One probable cause is the constant catastrophizing in the media. A Republican president? Say goodbye to your “basic human rights,” voices online tell us. Abortion and LGBT issues were major talking points for Harris’ campaign, and though Trump isn’t as right-wing on these issues as the media often portrays him, the narrative persists.
The online fearmongers, from CNN to angry TikTok commentators, batter viewers with the message that it’s over. Their lives are over. America is over. Stripped of “basic human rights,” there is nothing left in this country for the progressives. They are told to rebel, or worse, give up.
Institutions of higher education that cancel classes following Election Day teach their students that the appropriate response to political misfortune is to have a breakdown. Students are being taught to catastrophize, to despair, to rage against their country that has given them the right to rage against it. Social media was flooded with unproductive anger after Trump won, full of vitriol but conspicuously lacking suggestions for steps forward.
Perhaps the difference between the right’s and the left’s reactions to the presidential election lie first and foremost in patriotism. A 2024 Gallup poll found that Republicans who said they were “extremely proud” to be an American was 25 percentage points higher than that of Democrats, only a minority of whom reported a high sense of patriotism. Republicans are far more likely to believe that America is worth saving, and it shows.
In spite of numerous recent losses—the most significant being Joe Biden’s election in 2020—Republicans have maintained a love for America. The right tends to hold the belief that America is not too far gone. There is work to be done, to be sure, but Republicans are not threatening to leave the U.S. They hang on to a deep faith in America, that our beautiful country will find her way back in the end.
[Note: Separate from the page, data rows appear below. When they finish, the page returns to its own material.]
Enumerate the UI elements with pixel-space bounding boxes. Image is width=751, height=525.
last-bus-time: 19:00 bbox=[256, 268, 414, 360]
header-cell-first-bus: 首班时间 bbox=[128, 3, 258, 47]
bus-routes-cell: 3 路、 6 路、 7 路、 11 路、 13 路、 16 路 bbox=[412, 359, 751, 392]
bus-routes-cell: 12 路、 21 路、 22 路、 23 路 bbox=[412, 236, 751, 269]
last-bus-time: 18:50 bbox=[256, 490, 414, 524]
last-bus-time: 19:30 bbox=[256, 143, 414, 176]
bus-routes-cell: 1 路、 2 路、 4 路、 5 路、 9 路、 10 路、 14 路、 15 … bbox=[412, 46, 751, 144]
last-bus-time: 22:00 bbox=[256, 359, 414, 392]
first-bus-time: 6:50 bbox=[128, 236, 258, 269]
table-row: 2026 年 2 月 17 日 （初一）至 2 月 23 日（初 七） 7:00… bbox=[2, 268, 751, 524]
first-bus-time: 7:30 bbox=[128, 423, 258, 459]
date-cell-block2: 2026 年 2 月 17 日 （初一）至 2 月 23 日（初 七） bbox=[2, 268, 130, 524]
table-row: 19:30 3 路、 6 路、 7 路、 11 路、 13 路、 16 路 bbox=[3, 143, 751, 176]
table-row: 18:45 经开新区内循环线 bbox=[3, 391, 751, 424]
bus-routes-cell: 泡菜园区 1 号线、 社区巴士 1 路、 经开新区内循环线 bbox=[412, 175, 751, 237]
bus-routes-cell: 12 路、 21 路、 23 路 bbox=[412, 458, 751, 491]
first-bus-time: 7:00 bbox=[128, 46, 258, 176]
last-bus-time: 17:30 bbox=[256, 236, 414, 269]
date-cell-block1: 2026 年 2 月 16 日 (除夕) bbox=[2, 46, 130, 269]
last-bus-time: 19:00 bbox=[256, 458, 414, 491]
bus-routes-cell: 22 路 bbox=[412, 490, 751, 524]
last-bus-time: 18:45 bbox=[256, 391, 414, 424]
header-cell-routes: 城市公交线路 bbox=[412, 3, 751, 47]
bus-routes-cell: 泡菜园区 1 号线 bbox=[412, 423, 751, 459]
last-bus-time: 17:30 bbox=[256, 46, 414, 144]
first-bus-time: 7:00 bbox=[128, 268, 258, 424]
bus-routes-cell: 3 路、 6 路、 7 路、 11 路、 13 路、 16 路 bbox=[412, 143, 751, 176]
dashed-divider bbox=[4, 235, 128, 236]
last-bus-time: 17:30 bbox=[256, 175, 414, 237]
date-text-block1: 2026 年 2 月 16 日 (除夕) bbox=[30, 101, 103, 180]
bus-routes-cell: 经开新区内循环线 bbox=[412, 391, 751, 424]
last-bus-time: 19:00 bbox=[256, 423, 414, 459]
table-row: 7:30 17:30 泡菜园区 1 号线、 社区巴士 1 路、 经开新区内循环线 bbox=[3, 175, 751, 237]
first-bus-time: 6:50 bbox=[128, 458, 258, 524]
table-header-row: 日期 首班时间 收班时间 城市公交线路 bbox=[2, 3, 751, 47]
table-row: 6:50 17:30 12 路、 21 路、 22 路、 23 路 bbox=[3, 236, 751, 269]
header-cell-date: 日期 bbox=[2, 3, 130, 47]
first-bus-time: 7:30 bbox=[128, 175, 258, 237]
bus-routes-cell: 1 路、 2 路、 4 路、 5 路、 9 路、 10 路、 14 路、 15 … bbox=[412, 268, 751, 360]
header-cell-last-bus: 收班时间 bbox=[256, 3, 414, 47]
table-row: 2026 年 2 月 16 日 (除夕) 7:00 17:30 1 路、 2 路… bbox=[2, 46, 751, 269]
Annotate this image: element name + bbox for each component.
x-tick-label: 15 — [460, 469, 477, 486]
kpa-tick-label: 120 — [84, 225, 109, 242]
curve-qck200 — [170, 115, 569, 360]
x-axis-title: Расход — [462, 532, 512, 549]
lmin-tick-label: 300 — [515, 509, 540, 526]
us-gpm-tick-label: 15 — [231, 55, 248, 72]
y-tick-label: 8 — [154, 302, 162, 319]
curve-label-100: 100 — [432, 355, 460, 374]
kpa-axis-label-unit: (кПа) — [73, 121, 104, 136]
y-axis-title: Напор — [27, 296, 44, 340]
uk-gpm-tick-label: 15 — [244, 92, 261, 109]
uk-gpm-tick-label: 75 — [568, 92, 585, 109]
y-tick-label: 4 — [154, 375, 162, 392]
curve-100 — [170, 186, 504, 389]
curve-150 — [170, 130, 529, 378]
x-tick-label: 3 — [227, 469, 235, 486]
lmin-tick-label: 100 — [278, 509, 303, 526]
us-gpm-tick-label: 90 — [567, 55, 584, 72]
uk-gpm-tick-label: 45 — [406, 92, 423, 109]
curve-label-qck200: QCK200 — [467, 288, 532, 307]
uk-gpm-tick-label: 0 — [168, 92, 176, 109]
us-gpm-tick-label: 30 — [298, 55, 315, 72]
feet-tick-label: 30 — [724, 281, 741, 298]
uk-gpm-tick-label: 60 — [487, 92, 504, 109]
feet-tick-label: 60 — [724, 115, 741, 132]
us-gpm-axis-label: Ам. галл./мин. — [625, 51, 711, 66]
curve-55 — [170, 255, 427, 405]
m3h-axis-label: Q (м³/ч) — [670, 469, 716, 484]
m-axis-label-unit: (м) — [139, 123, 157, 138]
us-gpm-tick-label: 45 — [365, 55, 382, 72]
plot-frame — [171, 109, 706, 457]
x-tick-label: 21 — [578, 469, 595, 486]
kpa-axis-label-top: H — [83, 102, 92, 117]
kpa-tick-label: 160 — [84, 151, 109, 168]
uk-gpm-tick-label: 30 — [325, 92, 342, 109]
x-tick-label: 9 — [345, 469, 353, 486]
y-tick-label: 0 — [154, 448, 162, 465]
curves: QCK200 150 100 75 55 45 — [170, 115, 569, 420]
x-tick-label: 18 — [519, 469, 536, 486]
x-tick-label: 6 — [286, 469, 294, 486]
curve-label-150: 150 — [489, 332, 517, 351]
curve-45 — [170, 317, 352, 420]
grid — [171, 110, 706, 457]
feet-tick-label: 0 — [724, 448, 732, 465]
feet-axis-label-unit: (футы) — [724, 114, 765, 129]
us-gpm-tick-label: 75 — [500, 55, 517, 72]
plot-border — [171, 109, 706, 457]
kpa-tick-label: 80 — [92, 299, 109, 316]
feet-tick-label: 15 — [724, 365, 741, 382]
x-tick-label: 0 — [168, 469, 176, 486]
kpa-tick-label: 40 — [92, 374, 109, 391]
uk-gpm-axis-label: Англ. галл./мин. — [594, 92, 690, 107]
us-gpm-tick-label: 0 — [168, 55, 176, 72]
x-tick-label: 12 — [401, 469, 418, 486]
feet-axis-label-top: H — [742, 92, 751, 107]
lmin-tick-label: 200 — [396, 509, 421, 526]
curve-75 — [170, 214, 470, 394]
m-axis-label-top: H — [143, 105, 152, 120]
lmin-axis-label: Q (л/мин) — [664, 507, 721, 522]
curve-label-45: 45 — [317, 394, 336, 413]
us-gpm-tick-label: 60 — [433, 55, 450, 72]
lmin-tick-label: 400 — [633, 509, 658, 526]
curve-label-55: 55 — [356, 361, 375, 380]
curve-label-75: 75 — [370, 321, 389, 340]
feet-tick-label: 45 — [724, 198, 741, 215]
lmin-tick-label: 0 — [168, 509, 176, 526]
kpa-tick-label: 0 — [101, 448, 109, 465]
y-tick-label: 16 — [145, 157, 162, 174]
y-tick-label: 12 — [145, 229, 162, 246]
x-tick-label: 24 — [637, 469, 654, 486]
The left tells a different story: We live in a dystopian, Handmaid’s Tale-esque nightmare that preys on the downfall of everyone who is not a straight white man. America has failed. Progressives are grieving lost hope in our country.
Both political sides are guilty of doomsaying, proclaiming disaster and crisis without leaving any room for hope. But no country will be “saved” through constant lamentation and mourning. In order to love our country, we should all take steps to rectify what we can without getting bogged down in despair. America needs hope.